A free trade treaty struck between Canberra and Washington last month will cost the Australian government A$1.46 billion over four years, according to recently published analysis.
The cost to government coffers between fiscal 2004-05 and 2007-08 is based on the expected loss of tariff revenue from US imports, and assumes the pact will come into force on Jan. 1, 2005.
According to the Treasury Department, the financial cost will be around A$190 million in the year ending June 30, 2005, A$400 million in 2005-06, A$420 million in 2006-07 and A$450 million in 2007-08.
However, the estimates don’t take account of the scope for additional lost tariff revenue that could arise if imports from the US displace imports from other countries, the government report said.
“On the other hand, the estimates also do not take into account the potential economic growth that the agreement may generate and any additional taxation revenue resulting from this growth,” the government study said.
The Australia-US free trade agreement still requires approval from the US Congress and the passage of related legislation in the Australian parliament.
Prior to clinching the deal, the Australian government said the trade accord could add up to A$4 billion a year to gross domestic product.
The government has since commissioned a fresh independent examination of the likely economic benefits based on the agreed elements of the deal.

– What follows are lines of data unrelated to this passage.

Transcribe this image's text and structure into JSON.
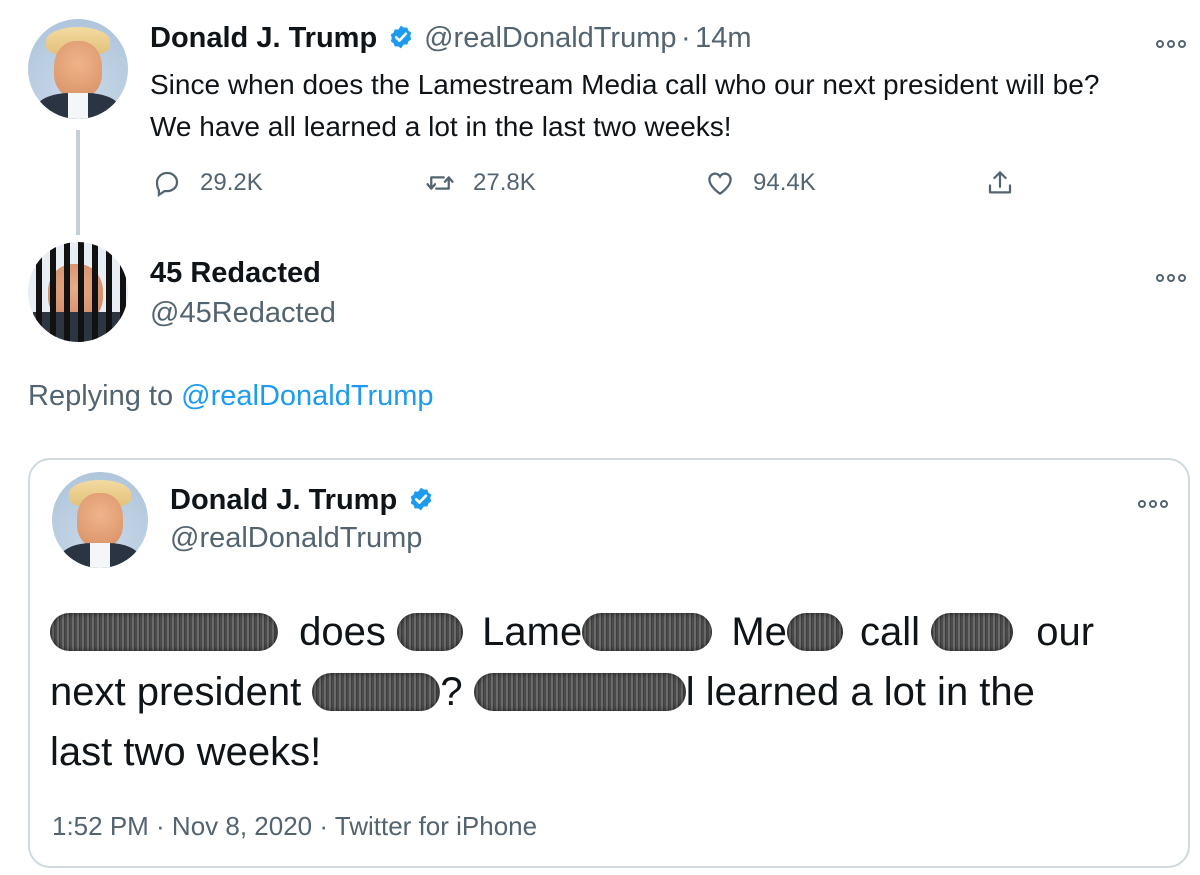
{
  "tweet": {
    "author_name": "Donald J. Trump",
    "author_handle": "@realDonaldTrump",
    "time_sep": "·",
    "time": "14m",
    "text_line1": "Since when does the Lamestream Media call who our next president will be?",
    "text_line2": "We have all learned a lot in the last two weeks!",
    "reply_count": "29.2K",
    "retweet_count": "27.8K",
    "like_count": "94.4K",
    "icons": [
      "reply-icon",
      "retweet-icon",
      "like-icon",
      "share-icon",
      "verified-badge-icon",
      "more-icon"
    ]
  },
  "reply": {
    "author_name": "45 Redacted",
    "author_handle": "@45Redacted",
    "replying_to_label": "Replying to",
    "replying_to_handle": "@realDonaldTrump"
  },
  "quote": {
    "author_name": "Donald J. Trump",
    "author_handle": "@realDonaldTrump",
    "text_parts": {
      "w_does": "does",
      "w_lame": "Lame",
      "w_me": "Me",
      "w_call": "call",
      "w_our": "our",
      "w_next_president": "next president",
      "w_q": "?",
      "w_learned": "l learned a lot in the",
      "w_last": "last two weeks!"
    },
    "timestamp": "1:52 PM · Nov 8, 2020 · Twitter for iPhone"
  },
  "colors": {
    "accent": "#1d9bf0",
    "secondary_text": "#536471",
    "border": "#cfd9de"
  }
}
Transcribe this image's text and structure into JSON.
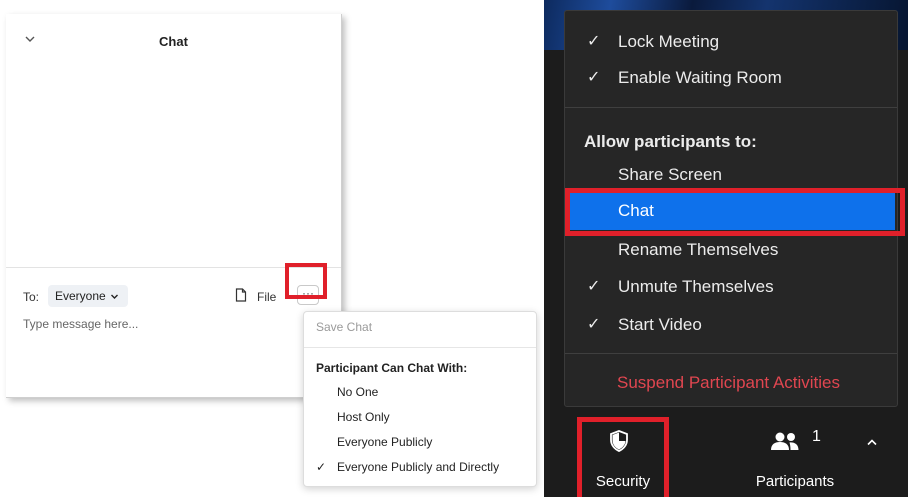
{
  "chat_panel": {
    "title": "Chat",
    "to_label": "To:",
    "recipient": "Everyone",
    "file_label": "File",
    "more_label": "···",
    "message_placeholder": "Type message here..."
  },
  "chat_options": {
    "save_chat": "Save Chat",
    "heading": "Participant Can Chat With:",
    "options": [
      "No One",
      "Host Only",
      "Everyone Publicly",
      "Everyone Publicly and Directly"
    ],
    "selected_index": 3,
    "check_mark": "✓"
  },
  "security_menu": {
    "lock_meeting": "Lock Meeting",
    "enable_waiting_room": "Enable Waiting Room",
    "heading": "Allow participants to:",
    "share_screen": "Share Screen",
    "chat": "Chat",
    "rename_themselves": "Rename Themselves",
    "unmute_themselves": "Unmute Themselves",
    "start_video": "Start Video",
    "suspend": "Suspend Participant Activities",
    "check_mark": "✓"
  },
  "toolbar": {
    "security_label": "Security",
    "participants_label": "Participants",
    "participants_count": "1"
  },
  "colors": {
    "highlight": "#e0202a",
    "selected": "#0e71eb",
    "menu_bg": "#262626",
    "suspend_text": "#e04650"
  },
  "icons": [
    "chevron-down-icon",
    "file-icon",
    "more-icon",
    "shield-icon",
    "people-icon",
    "caret-up-icon",
    "check-icon"
  ]
}
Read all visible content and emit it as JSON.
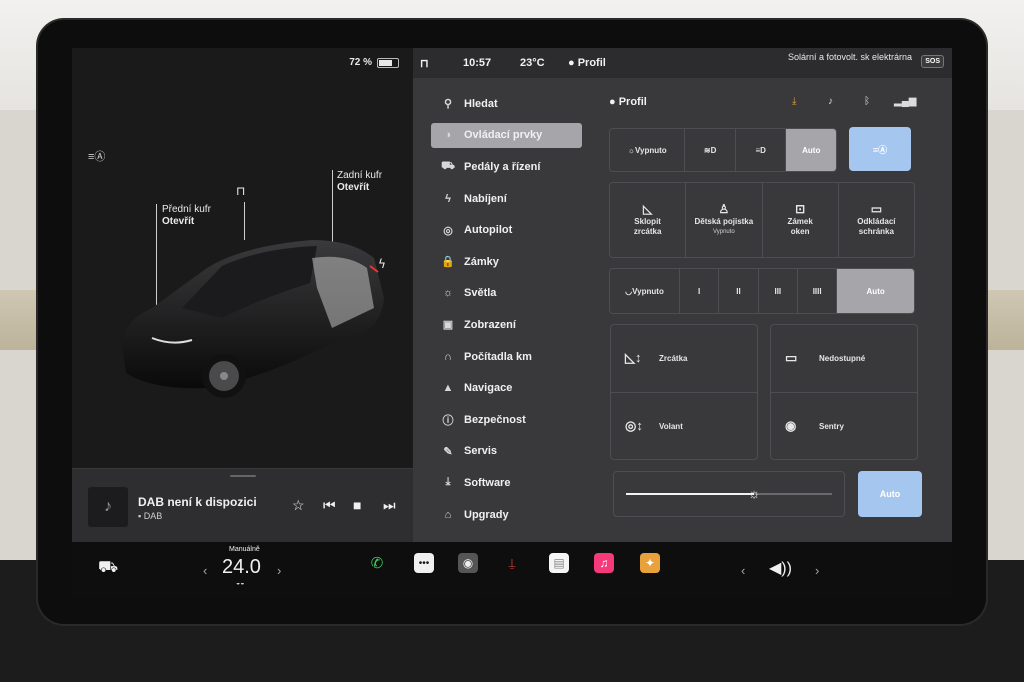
{
  "status": {
    "battery": "72 %",
    "battery_level": 0.72,
    "time": "10:57",
    "temperature": "23°C",
    "profile": "Profil",
    "map_hint": "Solární a fotovolt. sk elektrárna",
    "sos": "SOS"
  },
  "car": {
    "front_trunk_title": "Přední kufr",
    "front_trunk_action": "Otevřít",
    "rear_trunk_title": "Zadní kufr",
    "rear_trunk_action": "Otevřít"
  },
  "media": {
    "title": "DAB není k dispozici",
    "source": "DAB"
  },
  "menu": {
    "items": [
      {
        "label": "Hledat",
        "icon": "search-icon",
        "glyph": "⚲"
      },
      {
        "label": "Ovládací prvky",
        "icon": "toggle-icon",
        "glyph": "◑",
        "active": true
      },
      {
        "label": "Pedály a řízení",
        "icon": "car-icon",
        "glyph": "⛟"
      },
      {
        "label": "Nabíjení",
        "icon": "bolt-icon",
        "glyph": "ϟ"
      },
      {
        "label": "Autopilot",
        "icon": "steering-wheel-icon",
        "glyph": "◎"
      },
      {
        "label": "Zámky",
        "icon": "lock-icon",
        "glyph": "🔒"
      },
      {
        "label": "Světla",
        "icon": "sun-icon",
        "glyph": "☼"
      },
      {
        "label": "Zobrazení",
        "icon": "display-icon",
        "glyph": "▣"
      },
      {
        "label": "Počítadla km",
        "icon": "odometer-icon",
        "glyph": "∩"
      },
      {
        "label": "Navigace",
        "icon": "navigation-arrow-icon",
        "glyph": "▲"
      },
      {
        "label": "Bezpečnost",
        "icon": "alert-circle-icon",
        "glyph": "ⓘ"
      },
      {
        "label": "Servis",
        "icon": "wrench-icon",
        "glyph": "✎"
      },
      {
        "label": "Software",
        "icon": "download-icon",
        "glyph": "⤓"
      },
      {
        "label": "Upgrady",
        "icon": "bag-icon",
        "glyph": "⌂"
      }
    ]
  },
  "controls": {
    "profile": "Profil",
    "lights": {
      "options": [
        "Vypnuto",
        "",
        "",
        "Auto"
      ],
      "selected": "Auto"
    },
    "tiles": [
      {
        "label1": "Sklopit",
        "label2": "zrcátka",
        "sub": ""
      },
      {
        "label1": "Dětská pojistka",
        "label2": "",
        "sub": "Vypnuto"
      },
      {
        "label1": "Zámek",
        "label2": "oken",
        "sub": ""
      },
      {
        "label1": "Odkládací",
        "label2": "schránka",
        "sub": ""
      }
    ],
    "wipers": {
      "options": [
        "Vypnuto",
        "I",
        "II",
        "III",
        "IIII",
        "Auto"
      ],
      "selected": "Auto"
    },
    "adjust": {
      "mirrors": "Zrcátka",
      "wheel": "Volant"
    },
    "extras": {
      "unavailable": "Nedostupné",
      "sentry": "Sentry"
    },
    "brightness": {
      "level": 0.62,
      "auto_label": "Auto"
    }
  },
  "dock": {
    "gear_mode": "Manuálně",
    "temp_value": "24.0",
    "left_arrow": "‹",
    "right_arrow": "›"
  },
  "colors": {
    "accent_blue": "#a5c6ef",
    "selected_gray": "#a6a6aa",
    "panel": "#39393c"
  }
}
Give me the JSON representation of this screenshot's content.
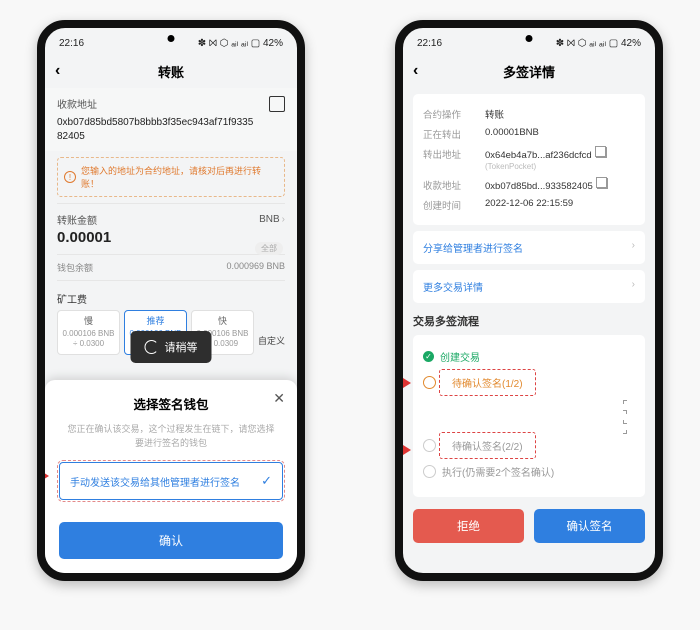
{
  "status": {
    "time": "22:16",
    "indicators": "✽ ⨝ ⬡ ₐᵢₗ ₐᵢₗ ▢ 42%"
  },
  "left": {
    "title": "转账",
    "recvLabel": "收款地址",
    "recvAddr": "0xb07d85bd5807b8bbb3f35ec943af71f933582405",
    "warn": "您输入的地址为合约地址，请核对后再进行转账！",
    "amountLabel": "转账金额",
    "unit": "BNB",
    "amount": "0.00001",
    "allIn": "全部",
    "balanceLabel": "钱包余额",
    "balance": "0.000969 BNB",
    "feeLabel": "矿工费",
    "feeOpts": [
      {
        "name": "慢",
        "l1": "0.000106 BNB",
        "l2": "÷ 0.0300"
      },
      {
        "name": "推荐",
        "l1": "0.000106 BNB",
        "l2": "÷ 0.0304"
      },
      {
        "name": "快",
        "l1": "0.000106 BNB",
        "l2": "÷ 0.0309"
      }
    ],
    "feeCustom": "自定义",
    "toast": "请稍等",
    "sheet": {
      "title": "选择签名钱包",
      "hint": "您正在确认该交易，这个过程发生在链下，请您选择要进行签名的钱包",
      "option": "手动发送该交易给其他管理者进行签名",
      "confirm": "确认"
    }
  },
  "right": {
    "title": "多签详情",
    "rows": {
      "op": {
        "k": "合约操作",
        "v": "转账"
      },
      "nowOut": {
        "k": "正在转出",
        "v": "0.00001BNB"
      },
      "outAddr": {
        "k": "转出地址",
        "v": "0x64eb4a7b...af236dcfcd",
        "sub": "(TokenPocket)"
      },
      "recvAddr": {
        "k": "收款地址",
        "v": "0xb07d85bd...933582405"
      },
      "time": {
        "k": "创建时间",
        "v": "2022-12-06 22:15:59"
      }
    },
    "link1": "分享给管理者进行签名",
    "link2": "更多交易详情",
    "flowTitle": "交易多签流程",
    "flow": {
      "s1": "创建交易",
      "s2": "待确认签名(1/2)",
      "s3": "待确认签名(2/2)",
      "s4": "执行(仍需要2个签名确认)"
    },
    "reject": "拒绝",
    "confirm": "确认签名"
  }
}
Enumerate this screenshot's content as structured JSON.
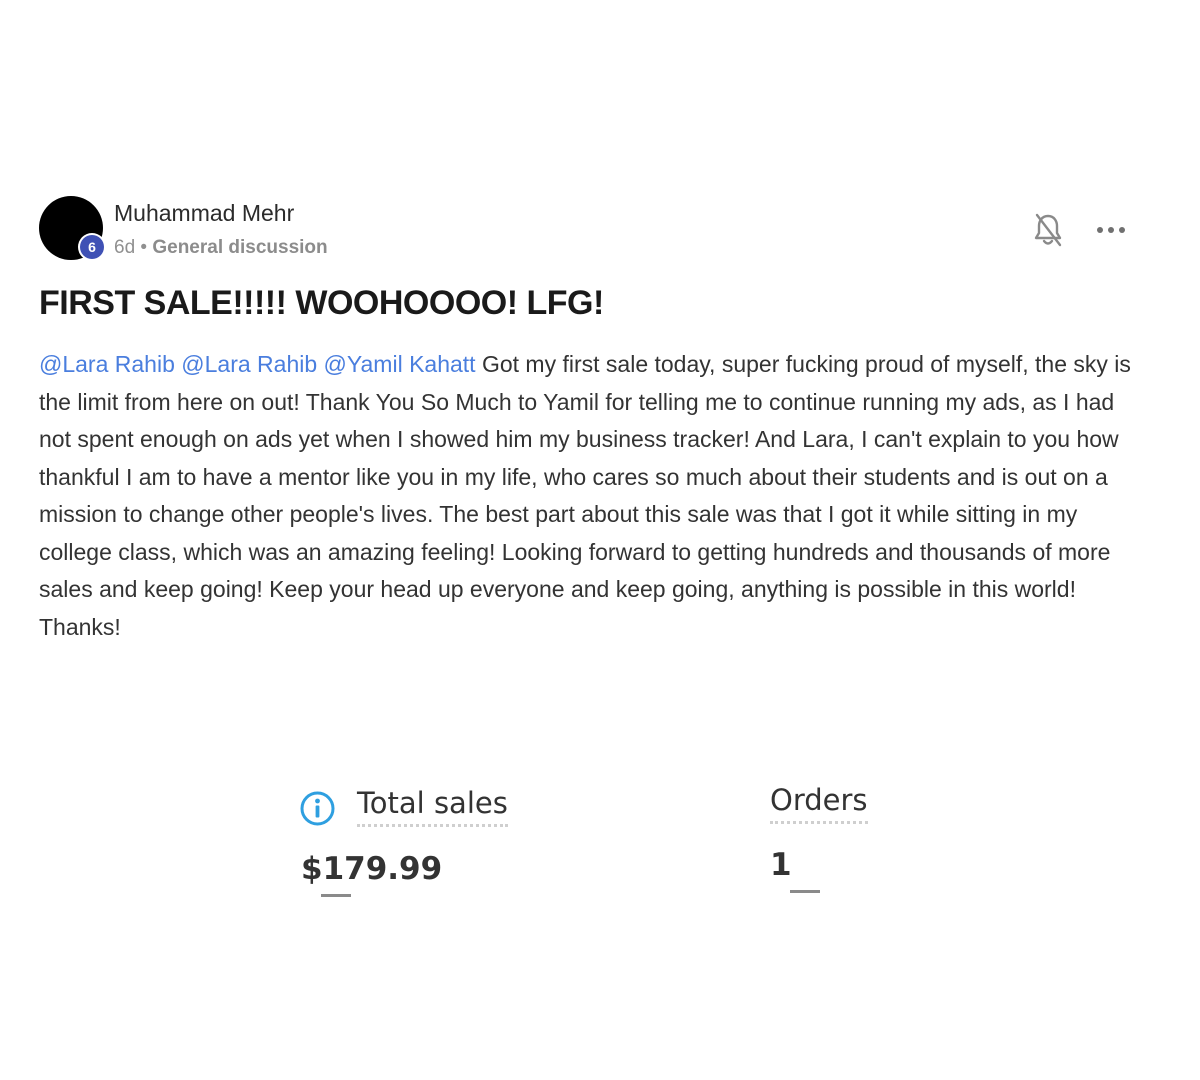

After 12 months of tough negotiations, Canberra failed to secure Australian sugar farmers greater access to the lucrative US market.
But they have ensured duty-free access for 97% of Australia’s manufacturing exports to the US, valued at A$5.84 billion last year, and improved access for Australia’s agricultural exporters, including beef and dairy producers, with 66% of agricultural tariff lines moving to zero from day one.
The major opposition Labor Party is yet to declare whether it will support the deal in the parliament.
The government report presented to the Joint Standing Committee on Treaties said the agreement is a valuable springboard from which Australia can pursue greater engagement and closer economic integration with the world’s largest economy.
It also helps to preserve Australia’s competitiveness in the US market as the US pursues bilateral trade deals with a range of other countries, it said in assessing the national interest impact of the treaty.
“Economic gains from the agreement are expected to be significant,” it said.
“The agreement will remove a significant number of direct and indirect trade barriers and creates new market access opportunities,” it added. (Dow Jones & Company, Inc.)